The Shapley value is a cooperative game theoretic tool used to share a resource between players.
In this tutorial we will use it to identify the importance of different variables to a linear regression. This is commonly referred to as Shaply Value Regression.

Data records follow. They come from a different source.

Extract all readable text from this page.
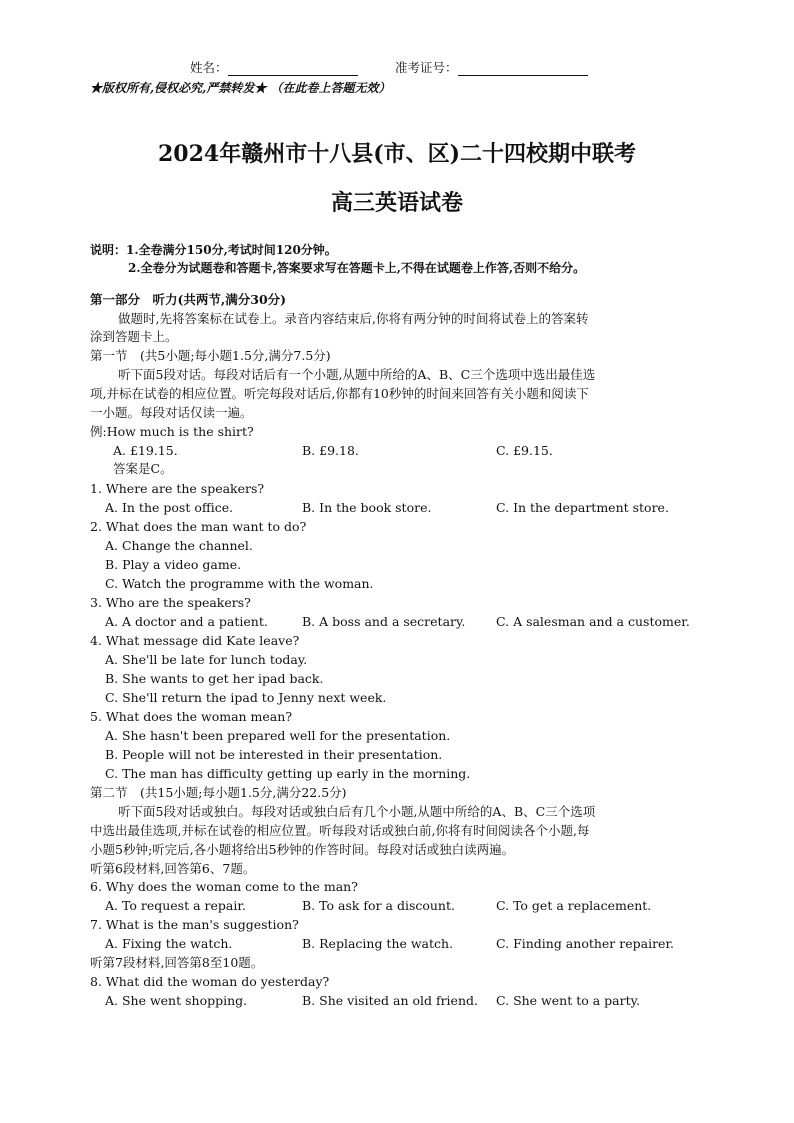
姓名：	准考证号：
★版权所有,侵权必究,严禁转发★ （在此卷上答题无效）
2024年赣州市十八县(市、区)二十四校期中联考
高三英语试卷
说明：1.全卷满分150分,考试时间120分钟。
2.全卷分为试题卷和答题卡,答案要求写在答题卡上,不得在试题卷上作答,否则不给分。
第一部分　听力(共两节,满分30分)
做题时,先将答案标在试卷上。录音内容结束后,你将有两分钟的时间将试卷上的答案转
涂到答题卡上。
第一节　(共5小题;每小题1.5分,满分7.5分)
听下面5段对话。每段对话后有一个小题,从题中所给的A、B、C三个选项中选出最佳选
项,并标在试卷的相应位置。听完每段对话后,你都有10秒钟的时间来回答有关小题和阅读下
一小题。每段对话仅读一遍。
例:How much is the shirt?
A. £19.15.	B. £9.18.	C. £9.15.
答案是C。
1. Where are the speakers?
A. In the post office.	B. In the book store.	C. In the department store.
2. What does the man want to do?
A. Change the channel.
B. Play a video game.
C. Watch the programme with the woman.
3. Who are the speakers?
A. A doctor and a patient.	B. A boss and a secretary. C. A salesman and a customer.
4. What message did Kate leave?
A. She'll be late for lunch today.
B. She wants to get her ipad back.
C. She'll return the ipad to Jenny next week.
5. What does the woman mean?
A. She hasn't been prepared well for the presentation.
B. People will not be interested in their presentation.
C. The man has difficulty getting up early in the morning.
第二节　(共15小题;每小题1.5分,满分22.5分)
听下面5段对话或独白。每段对话或独白后有几个小题,从题中所给的A、B、C三个选项
中选出最佳选项,并标在试卷的相应位置。听每段对话或独白前,你将有时间阅读各个小题,每
小题5秒钟;听完后,各小题将给出5秒钟的作答时间。每段对话或独白读两遍。
听第6段材料,回答第6、7题。
6. Why does the woman come to the man?
A. To request a repair.	B. To ask for a discount.	C. To get a replacement.
7. What is the man's suggestion?
A. Fixing the watch.	B. Replacing the watch.	C. Finding another repairer.
听第7段材料,回答第8至10题。
8. What did the woman do yesterday?
A. She went shopping.	B. She visited an old friend. C. She went to a party.
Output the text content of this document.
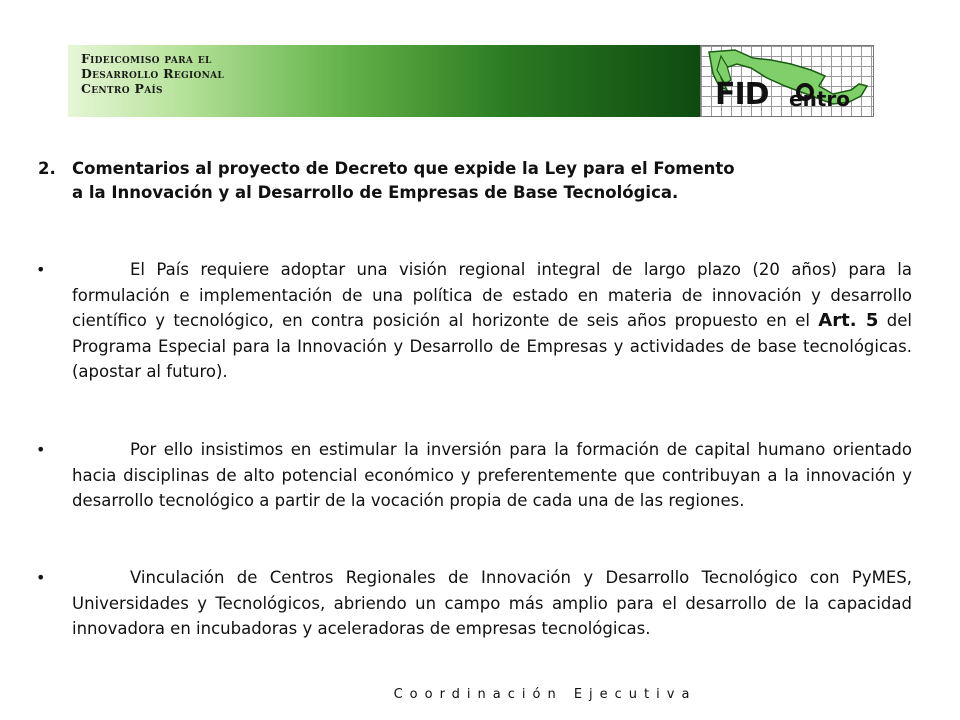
Fideicomiso para el
Desarrollo Regional
Centro País	FID entro
2. Comentarios al proyecto de Decreto que expide la Ley para el Fomento
a la Innovación y al Desarrollo de Empresas de Base Tecnológica.
•	El País requiere adoptar una visión regional integral de largo plazo (20 años) para la formulación e implementación de una política de estado en materia de innovación y desarrollo científico y tecnológico, en contra posición al horizonte de seis años propuesto en el Art. 5 del Programa Especial para la Innovación y Desarrollo de Empresas y actividades de base tecnológicas. (apostar al futuro).
•	Por ello insistimos en estimular la inversión para la formación de capital humano orientado hacia disciplinas de alto potencial económico y preferentemente que contribuyan a la innovación y desarrollo tecnológico a partir de la vocación propia de cada una de las regiones.
•	Vinculación de Centros Regionales de Innovación y Desarrollo Tecnológico con PyMES, Universidades y Tecnológicos, abriendo un campo más amplio para el desarrollo de la capacidad innovadora en incubadoras y aceleradoras de empresas tecnológicas.
Coordinación Ejecutiva
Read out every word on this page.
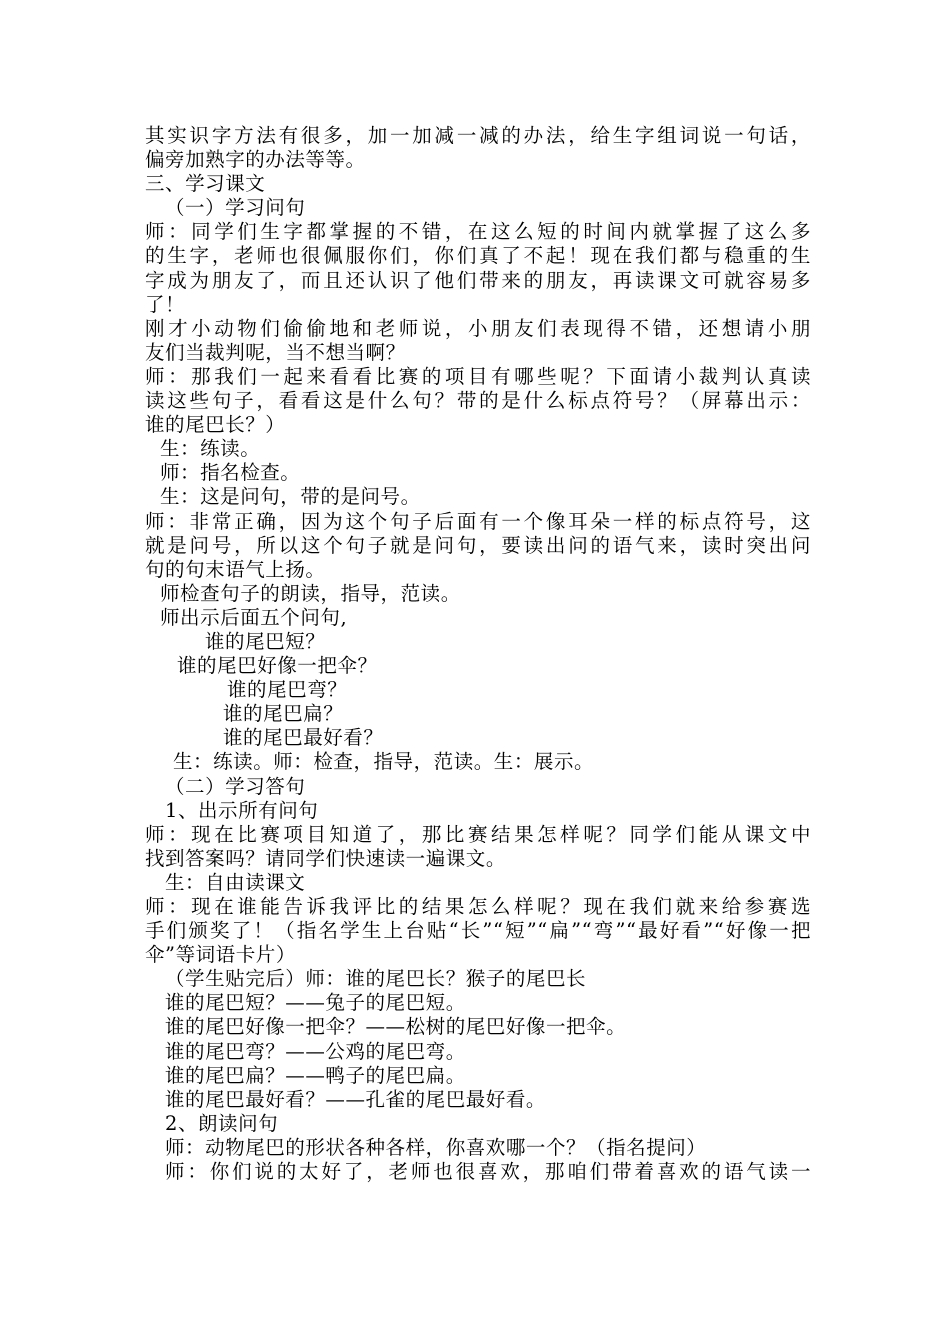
其实识字方法有很多，加一加减一减的办法，给生字组词说一句话，
偏旁加熟字的办法等等。
三、学习课文
（一）学习问句
师：同学们生字都掌握的不错，在这么短的时间内就掌握了这么多
的生字，老师也很佩服你们，你们真了不起！现在我们都与稳重的生
字成为朋友了，而且还认识了他们带来的朋友，再读课文可就容易多
了！
刚才小动物们偷偷地和老师说，小朋友们表现得不错，还想请小朋
友们当裁判呢，当不想当啊？
师：那我们一起来看看比赛的项目有哪些呢？下面请小裁判认真读
读这些句子，看看这是什么句？带的是什么标点符号？（屏幕出示：
谁的尾巴长？）
生：练读。
师：指名检查。
生：这是问句，带的是问号。
师：非常正确，因为这个句子后面有一个像耳朵一样的标点符号，这
就是问号，所以这个句子就是问句，要读出问的语气来，读时突出问
句的句末语气上扬。
师检查句子的朗读，指导，范读。
师出示后面五个问句,
谁的尾巴短？
谁的尾巴好像一把伞？
谁的尾巴弯？
谁的尾巴扁？
谁的尾巴最好看？
生：练读。师：检查，指导，范读。生：展示。
（二）学习答句
1、出示所有问句
师：现在比赛项目知道了，那比赛结果怎样呢？同学们能从课文中
找到答案吗？请同学们快速读一遍课文。
生：自由读课文
师：现在谁能告诉我评比的结果怎么样呢？现在我们就来给参赛选
手们颁奖了！（指名学生上台贴“长”“短”“扁”“弯”“最好看”“好像一把
伞”等词语卡片）
（学生贴完后）师：谁的尾巴长？猴子的尾巴长
谁的尾巴短？——兔子的尾巴短。
谁的尾巴好像一把伞？——松树的尾巴好像一把伞。
谁的尾巴弯？——公鸡的尾巴弯。
谁的尾巴扁？——鸭子的尾巴扁。
谁的尾巴最好看？——孔雀的尾巴最好看。
2、朗读问句
师：动物尾巴的形状各种各样，你喜欢哪一个？（指名提问）
师：你们说的太好了，老师也很喜欢，那咱们带着喜欢的语气读一
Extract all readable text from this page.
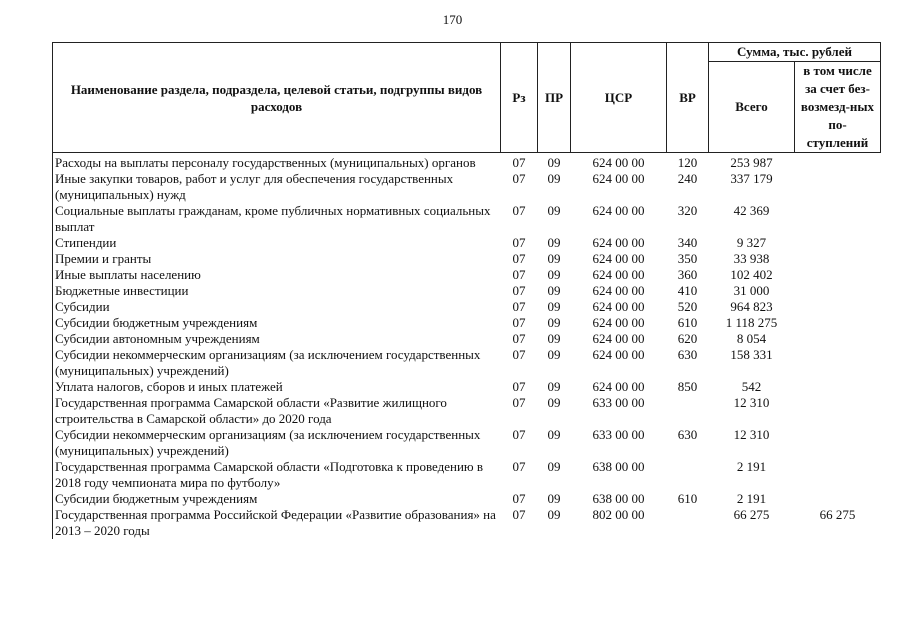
170
Наименование раздела, подраздела, целевой статьи, подгруппы видов расходов	Рз	ПР	ЦСР	ВР	Сумма, тыс. рублей	
					Всего	в том числе за счет без-возмезд-ных по-ступлений
Расходы на выплаты персоналу государственных (муниципальных) органов	07	09	624 00 00	120	253 987	
Иные закупки товаров, работ и услуг для обеспечения государственных (муниципальных) нужд	07	09	624 00 00	240	337 179	
Социальные выплаты гражданам, кроме публичных нормативных социальных выплат	07	09	624 00 00	320	42 369	
Стипендии	07	09	624 00 00	340	9 327	
Премии и гранты	07	09	624 00 00	350	33 938	
Иные выплаты населению	07	09	624 00 00	360	102 402	
Бюджетные инвестиции	07	09	624 00 00	410	31 000	
Субсидии	07	09	624 00 00	520	964 823	
Субсидии бюджетным учреждениям	07	09	624 00 00	610	1 118 275	
Субсидии автономным учреждениям	07	09	624 00 00	620	8 054	
Субсидии некоммерческим организациям (за исключением государственных (муниципальных) учреждений)	07	09	624 00 00	630	158 331	
Уплата налогов, сборов и иных платежей	07	09	624 00 00	850	542	
Государственная программа Самарской области «Развитие жилищного строительства в Самарской области» до 2020 года	07	09	633 00 00		12 310	
Субсидии некоммерческим организациям (за исключением государственных (муниципальных) учреждений)	07	09	633 00 00	630	12 310	
Государственная программа Самарской области «Подготовка к проведению в 2018 году чемпионата мира по футболу»	07	09	638 00 00		2 191	
Субсидии бюджетным учреждениям	07	09	638 00 00	610	2 191	
Государственная программа Российской Федерации «Развитие образования» на 2013 – 2020 годы	07	09	802 00 00		66 275	66 275
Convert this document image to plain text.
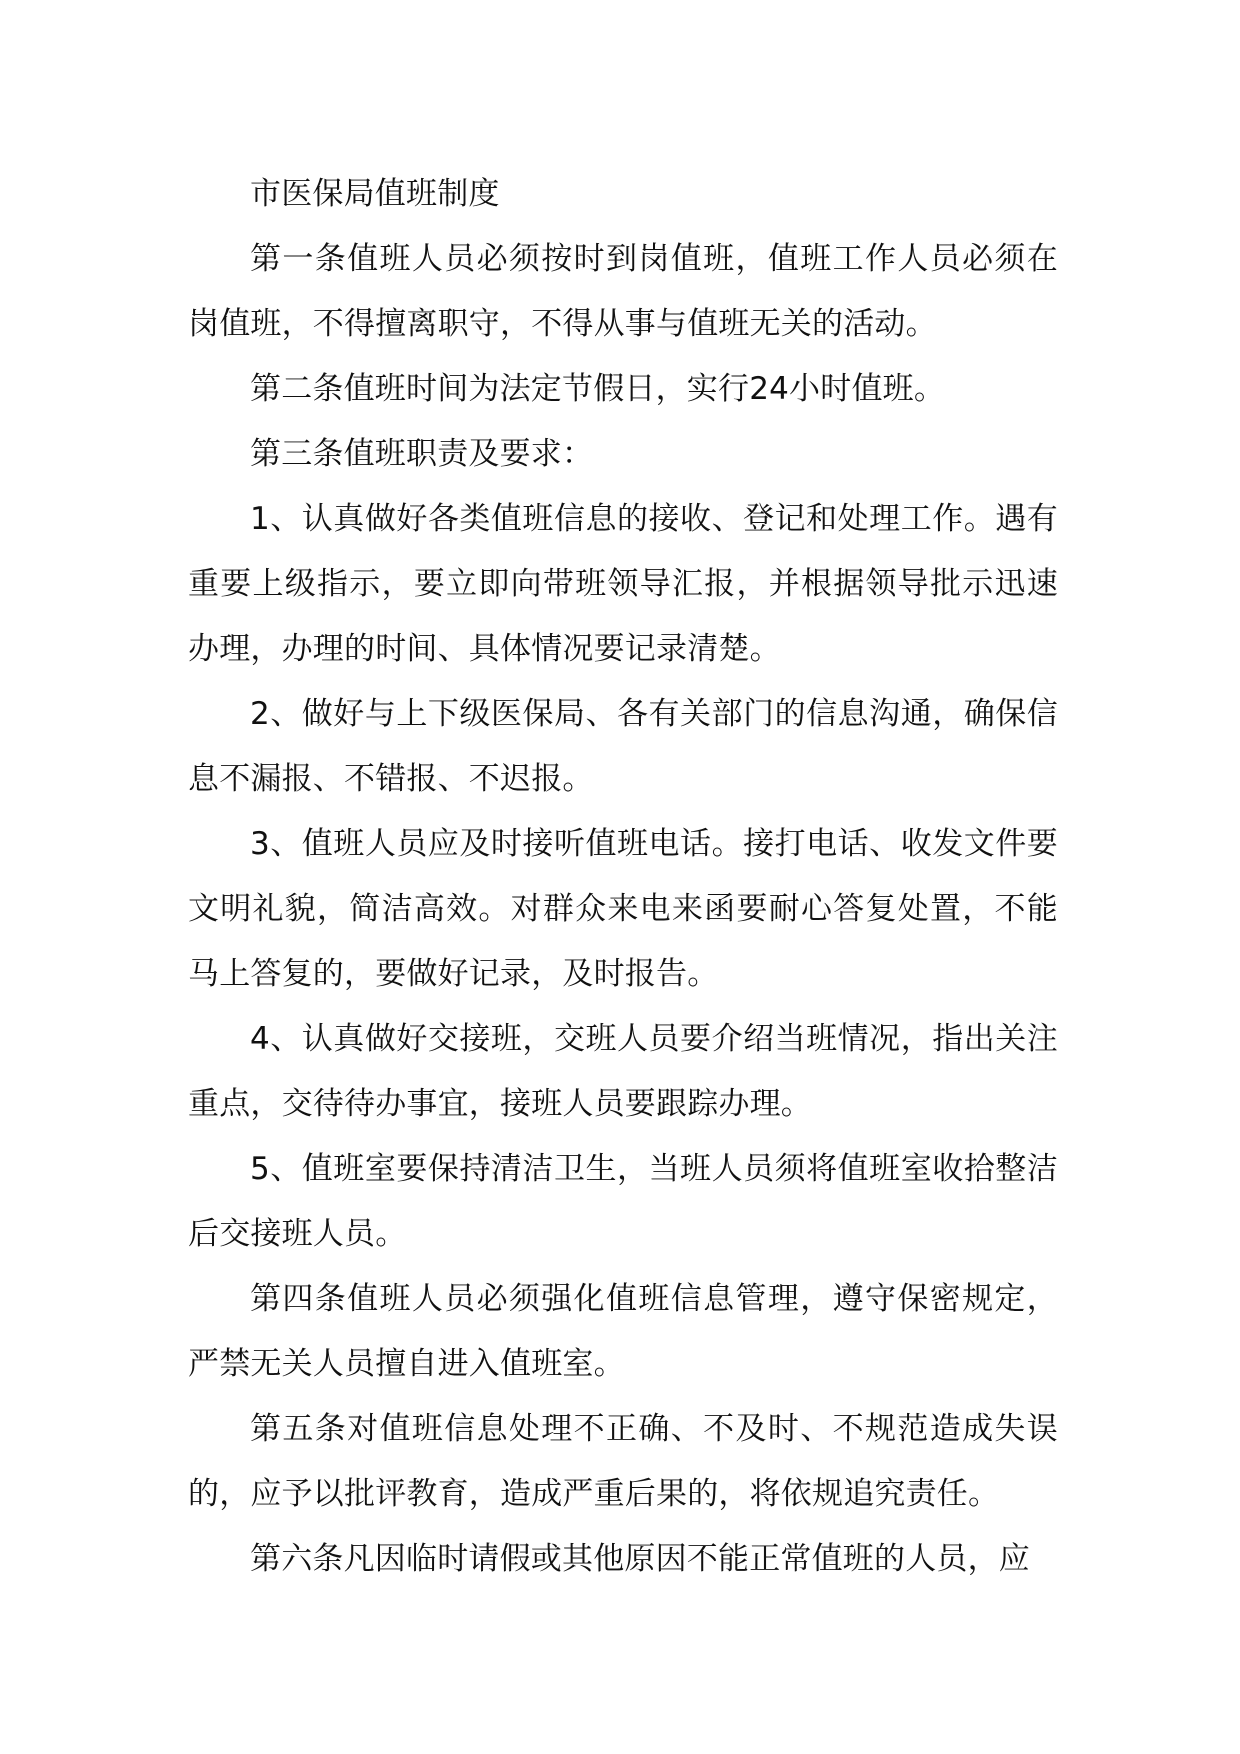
市医保局值班制度

第一条值班人员必须按时到岗值班，值班工作人员必须在岗值班，不得擅离职守，不得从事与值班无关的活动。

第二条值班时间为法定节假日，实行24小时值班。

第三条值班职责及要求：

1、认真做好各类值班信息的接收、登记和处理工作。遇有重要上级指示，要立即向带班领导汇报，并根据领导批示迅速办理，办理的时间、具体情况要记录清楚。

2、做好与上下级医保局、各有关部门的信息沟通，确保信息不漏报、不错报、不迟报。

3、值班人员应及时接听值班电话。接打电话、收发文件要文明礼貌，简洁高效。对群众来电来函要耐心答复处置，不能马上答复的，要做好记录，及时报告。

4、认真做好交接班，交班人员要介绍当班情况，指出关注重点，交待待办事宜，接班人员要跟踪办理。

5、值班室要保持清洁卫生，当班人员须将值班室收拾整洁后交接班人员。

第四条值班人员必须强化值班信息管理，遵守保密规定，严禁无关人员擅自进入值班室。

第五条对值班信息处理不正确、不及时、不规范造成失误的，应予以批评教育，造成严重后果的，将依规追究责任。

第六条凡因临时请假或其他原因不能正常值班的人员，应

With a working installation of Python, open a command line tool and type:
$ python -m pip install coopgt
In cooperative game theory a characteristic function is a mapping from all groups of players to a given value. In this case it will correspond to the R^2 value for a linear model for some data. The y variable is going to be predicted by fitting a linear model to three variables:
y = c_1 x_1 + c_2 x_2 + c_3 x_3
Here are the R^2 values (you are welcome to see :download:`main.py </_static/data-for-shapley-regression-tutorial/main.py>` for the code used to generate them):
Model | R^2 |
---|---|
y=c_1x_1 | 0.075 |
y= c_2x_2 | 0.086 |
y= c_3x_3 | 0.629 |
y=c_1x_1 + c_2x_2 | 0.163 |
y=c_1x_1 + c_3x_3 | 0.63 |
y= c_2x_2 + c_3x_3 | 0.906 |
y=c_1x_1 + c_2x_2 + c_3x_3 | 0.907 |
We can use that table of R^2 values to create the characteristic function:
>>> characteristic_function = {
... (): 0,
... (1,): 0.075,
... (2,): 0.086,
... (3,): 0.629,
... (1, 2): 0.163,
... (1, 3): 0.63,
... (2, 3): 0.906,
... (1, 2, 3): 0.907,
... }
We now compute the Shapley value:
>>> import coopgt.shapley_value >>> shapley_value = coopgt.shapley_value.calculate(characteristic_function=characteristic_function) >>> shapley_value.round(4) array([0.0383, 0.1818, 0.6868])
From this analysis we would conclude that the parameter that contributes the most is in fact x_3.